I did something this cycle that I have not done before- I tested early. Despite each 2 ww feeling like an eternity, I never did this over all the months of trying mainly bc/ I figured there was a very likely chance it was again negative-- and if so, waiting to the 2 week mark exactly would bring me a little closer to the next cycle where at least I could try again. However, with this being IUI#3 for this round and us being tapped out financially for further interventions (IVF), I felt an overpowering need to know the outcome asap. So I tested early..and got a clear-as-day BFN.
It was so disappointing to see the result. Things were staring to feel very final. I was very bummed out all day. I eventually started trying to wrap my brain around about what the future might hold... We've been at this for five years, I'm about to turn 38... we've been through a total of seven IUIs/injectibles, one IVF, a devastating late trimester loss. Despite wanting another child, we do have a living child (conceived via IVF) now for whom we are so grateful. Do we stop here?

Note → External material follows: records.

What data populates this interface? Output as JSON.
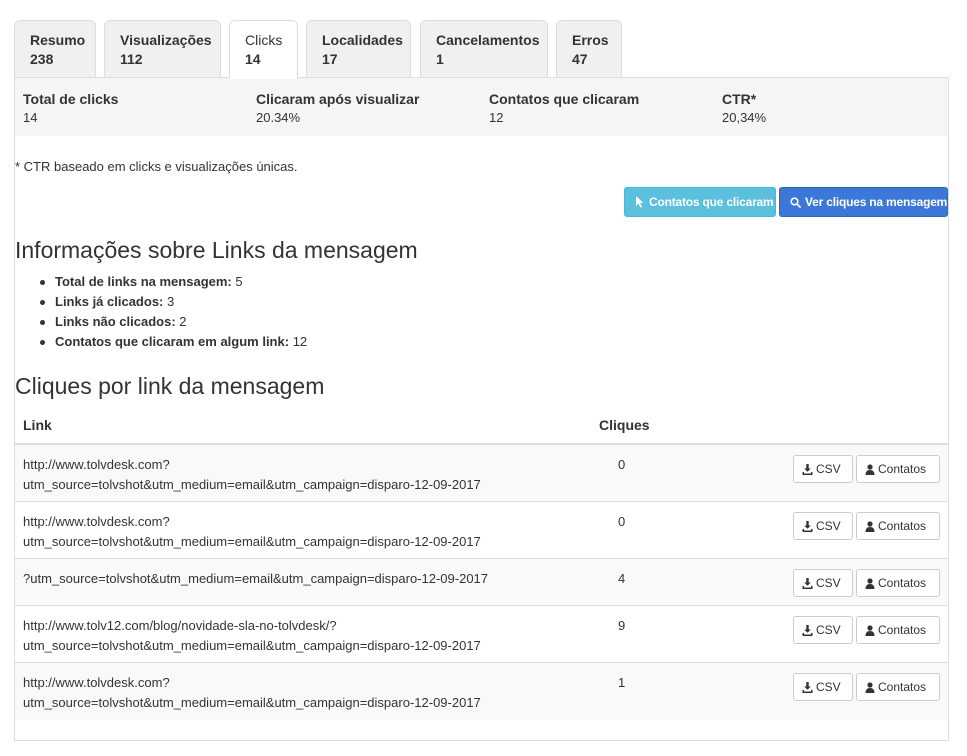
{
  "tabs": [
    {
      "name": "Resumo",
      "count": "238"
    },
    {
      "name": "Visualizações",
      "count": "112"
    },
    {
      "name": "Clicks",
      "count": "14"
    },
    {
      "name": "Localidades",
      "count": "17"
    },
    {
      "name": "Cancelamentos",
      "count": "1"
    },
    {
      "name": "Erros",
      "count": "47"
    }
  ],
  "stats": [
    {
      "label": "Total de clicks",
      "value": "14"
    },
    {
      "label": "Clicaram após visualizar",
      "value": "20.34%"
    },
    {
      "label": "Contatos que clicaram",
      "value": "12"
    },
    {
      "label": "CTR*",
      "value": "20,34%"
    }
  ],
  "note": "* CTR baseado em clicks e visualizações únicas.",
  "buttons": {
    "contacts_clicked": "Contatos que clicaram",
    "view_clicks": "Ver cliques na mensagem"
  },
  "links_info": {
    "title": "Informações sobre Links da mensagem",
    "items": [
      {
        "label": "Total de links na mensagem:",
        "value": "5"
      },
      {
        "label": "Links já clicados:",
        "value": "3"
      },
      {
        "label": "Links não clicados:",
        "value": "2"
      },
      {
        "label": "Contatos que clicaram em algum link:",
        "value": "12"
      }
    ]
  },
  "clicks_table": {
    "title": "Cliques por link da mensagem",
    "headers": {
      "link": "Link",
      "clicks": "Cliques"
    },
    "csv_label": "CSV",
    "contacts_label": "Contatos",
    "rows": [
      {
        "line1": "http://www.tolvdesk.com?",
        "line2": "utm_source=tolvshot&utm_medium=email&utm_campaign=disparo-12-09-2017",
        "clicks": "0"
      },
      {
        "line1": "http://www.tolvdesk.com?",
        "line2": "utm_source=tolvshot&utm_medium=email&utm_campaign=disparo-12-09-2017",
        "clicks": "0"
      },
      {
        "line1": "?utm_source=tolvshot&utm_medium=email&utm_campaign=disparo-12-09-2017",
        "line2": "",
        "clicks": "4"
      },
      {
        "line1": "http://www.tolv12.com/blog/novidade-sla-no-tolvdesk/?",
        "line2": "utm_source=tolvshot&utm_medium=email&utm_campaign=disparo-12-09-2017",
        "clicks": "9"
      },
      {
        "line1": "http://www.tolvdesk.com?",
        "line2": "utm_source=tolvshot&utm_medium=email&utm_campaign=disparo-12-09-2017",
        "clicks": "1"
      }
    ]
  },
  "icons": {
    "pointer": "cursor-pointer-icon",
    "search": "search-icon",
    "download": "download-icon",
    "user": "user-icon"
  },
  "colors": {
    "info_button": "#5bc0de",
    "primary_button": "#3c78d8",
    "stats_background": "#f5f5f5"
  }
}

Do we start looking into adoption and see if there are any options there for us?
Last night when I was giving C a bath, I pulled open a drawer in the bathroom and there was the pregnancy test box staring at me. There was still a test in the box. Should I toss it out? I shut the drawer. Then this morning, when I went to shower I remembered it and figured what the heck... Even though I felt 100% not pregnant and had seen the evidence, I made a spontaneous decision to pee again (since I did test early) just for the heck of it.
Then I showered, dilly dallied around in the kitchen, and finally ended up back in the bathroom when I spotted the stick and low and behold there was a faint second line. Faint, but there..Yes, two lines... pregnant... PREGNANT!!!
I felt a bit shocked. I know, I know- I was trying... like REALLY trying to conceive. But I had no symptoms whatsoever (I've had early symptoms with baby S and baby C) and I had already accepted that I wasn't based on the early test results which were clearly negative. Wow. I should have known better and followed the nurse's instructions! However, what a very, very, VERY pleasant surprise nonetheless!!! I went in immediately this morning for the blood test and it has been confirmed. I am happy. Cautious, a bit fearful, yet happy. Still trying to get used to the news. Having moments thinking of everything that can go wrong. But yet- for now I am rated PG.